He constructed an early form of this device in his house’s cellar, made up of a 5-kilogram weight attached to a 2-meter cable. Underneath the pendulum, he placed sand to mark the path of the swinging. He observed a slight clockwise movement of the plane—which meant that even if the pendulum was swinging straight back and forth, the Earth underneath it moved slowly. Excited with his discovery, Focault sent invitations to Parisian scientists for a demonstration of his refined pendulum apparatus on February 3, 1861 at the Paris Observatory.

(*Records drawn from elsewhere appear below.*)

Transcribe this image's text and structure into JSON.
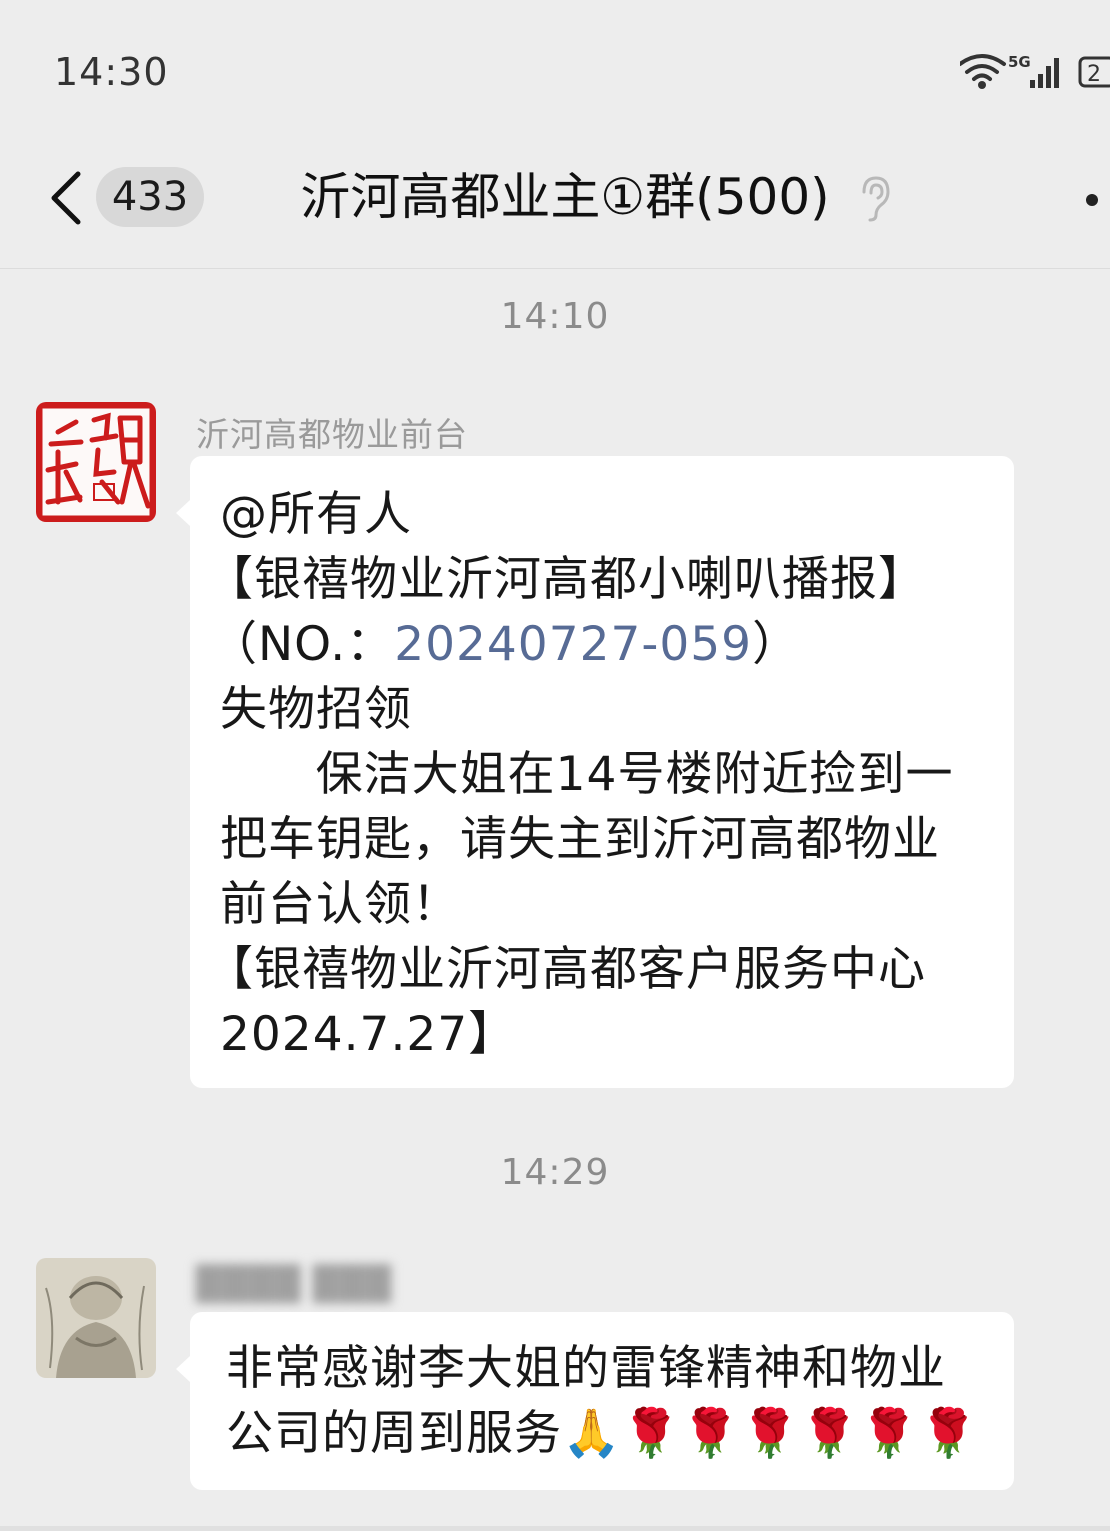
{
  "status_bar": {
    "time": "14:30",
    "network": "5G",
    "battery_digit": "2"
  },
  "header": {
    "unread_count": "433",
    "title": "沂河高都业主①群(500)"
  },
  "messages": [
    {
      "timestamp": "14:10",
      "sender": "沂河高都物业前台",
      "lines": [
        "@所有人",
        "【银禧物业沂河高都小喇叭播报】",
        "（NO.：",
        "20240727-059",
        "）",
        "失物招领",
        "      保洁大姐在14号楼附近捡到一",
        "把车钥匙，请失主到沂河高都物业",
        "前台认领！",
        "【银禧物业沂河高都客户服务中心",
        "2024.7.27】"
      ]
    },
    {
      "timestamp": "14:29",
      "sender": "████ ███",
      "lines": [
        "非常感谢李大姐的雷锋精神和物业",
        "公司的周到服务🙏🌹🌹🌹🌹🌹🌹"
      ]
    }
  ],
  "colors": {
    "background": "#ededed",
    "bubble": "#ffffff",
    "link": "#576b95",
    "seal_red": "#cc1c1c"
  }
}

The best known version of the device, called Focault pendulum after its inventor, was comprised of a 67 m long wire and a 28 kg brass-coated lead bob as the weight. During Focault’s first public demonstration of the device in March 1861, it was suspended from the dome of the Pantheon in Paris and made to swing freely. The idea was to show that the plane (ground) in which the pendulum sways rotates with time. The pin placed at the bottom of the weight marked the track of the pendulum’s swinging against the plane, proving the Earth’s rotation. The experiment showed that the pendulum’s swing rotated clockwise at 11 degrees per hour and created a full circle in 32.7 hours.
Today, Focault pendulums can still be found in many museums and science centers around the world, swinging continuously to show and remind curious visitors around the world of the simple experiment that proved the Earth’s rotation.